There’s been an interesting discussion going on over at Writer Unboxed this past week. In the blog post David Corbett peels open some of the ideas Donald Maass has put forward in his blog posts and his new book, The Emotional Craft of Fiction. Corbett suggests a distinction between emotion and feeling and the implications for us writers as we try to summon both in our readers. Maass responded, and others jumped into the discussion.
One of Maass’s great insights, which I’ve been trying to unpack for myself for several months, is that a reader’s emotional response is far more complex than you might think. He says:
Psychological research into that question has surprising answers. For instance, fiction writers assume that readers will feel what their characters do. They don’t. Readers instead react: weighing, judging, comparing and creating, moment by moment, their own emotional journey.
If you want a textbook on how to create an emotional response in readers, look no further than this collection of poems.
Almost every poem left me gasping, which may be why I chose to start this post from the distant perspective of a writer studying craft. Reilly takes us through the stages of her daughter Tina’s illness: Diagnosis, Metastasis, Hospice, After. But these are not poems of grief. Well, they are of course, but grief a steady continuo behind the melodies and counterpoints of particular moments. Everyday details cluster in these poems, countering the solemnity of what we know is coming.
We see Reilly change. For example, “Tattooed Angel” celebrates the pierced and decorated stranger—the boyfriend she’s only just met—who promises to take care of Tina. Despite Reilly’s “cautious/mother antennae” she sees that “the bathroom is clean/the dishes are washed”, knows that he has been counting Tina’s pills and measuring her fluids. Most of all, he still sees Tina as the “bold and sexy” woman she had been only seven days ago.
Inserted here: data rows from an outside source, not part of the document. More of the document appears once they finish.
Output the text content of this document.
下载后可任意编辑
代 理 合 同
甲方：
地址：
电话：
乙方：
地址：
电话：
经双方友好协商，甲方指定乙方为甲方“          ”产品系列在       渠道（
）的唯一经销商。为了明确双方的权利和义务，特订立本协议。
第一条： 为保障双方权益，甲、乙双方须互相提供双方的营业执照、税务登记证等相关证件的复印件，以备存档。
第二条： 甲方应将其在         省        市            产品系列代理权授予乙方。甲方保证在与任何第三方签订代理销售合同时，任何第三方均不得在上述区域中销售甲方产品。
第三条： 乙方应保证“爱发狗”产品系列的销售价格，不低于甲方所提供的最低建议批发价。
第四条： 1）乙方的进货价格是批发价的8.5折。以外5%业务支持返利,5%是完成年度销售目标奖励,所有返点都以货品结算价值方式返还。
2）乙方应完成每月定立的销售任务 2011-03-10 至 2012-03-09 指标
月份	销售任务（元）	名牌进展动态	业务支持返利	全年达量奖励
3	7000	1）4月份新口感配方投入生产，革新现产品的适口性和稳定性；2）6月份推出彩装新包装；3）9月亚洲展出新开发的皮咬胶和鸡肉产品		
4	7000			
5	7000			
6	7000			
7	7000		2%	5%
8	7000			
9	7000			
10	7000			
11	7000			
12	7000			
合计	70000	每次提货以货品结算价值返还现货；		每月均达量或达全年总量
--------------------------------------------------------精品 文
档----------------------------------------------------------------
Reilly also uses reversals to surprise us into emotion. In “Memorizing” she describes “a lazy/sunlit afternoon” with her daughter, filled with specific sensual details, culminating in the two of them falling into a nap “curled/twin embryos/facing one another/only our hands touching”. Peaceful if sad, yes? But they have fallen asleep “she/exhausted from radiation//me/worn thin from holding/my breath”.
Another technique is imagery. In “The Alamo” Reilly uses our knowledge of that brave and hopeless fight to underscore her own outrage and fury when Tina’s cancer comes back, cutting short the promised years of remission.
Humor also can get under our defenses. In “Sisters” Reilly gives us a beautifully detailed account of a moment between sisters which starts: “your older sister drapes/your limp right arm/around her own neck//she waits/bent patiently/as your left arm slowly rises”. As Tina is carried to the porch, Reilly remembers moments from the girls’ past, all with these superbly accurate details. When her sister tells Tina to stay put, Reilly hears “. . . your younger-sister response/halting/each carefully found word/a lilting/defiant tease//You are not. The boss. Of me.”
Even punctuation carries emotional weight. There are no commas at the end of lines, no periods at all except in quoted dialogue, as though Reilly cannot bear the thought of any end, much less a hard one.
Normally I avoid giving away endings, but here, with every poem so powerful, I’ve given you a couple. I wanted to show you how unusual and effective these poems are. When you’re done, read the poems again to see how brilliantly Reilly encourages us to summon our own memories and experiences to fill the white spaces between the lines.
But first read the poems for the experience. If you, like me, are hesitant to open yourself to another death, and the death of a child at that, then believe me you will find more of love than grief in these poems. They will open your heart to the everyday magic of our lives.
What book have you read that inspired moments of strong emotion or feeling?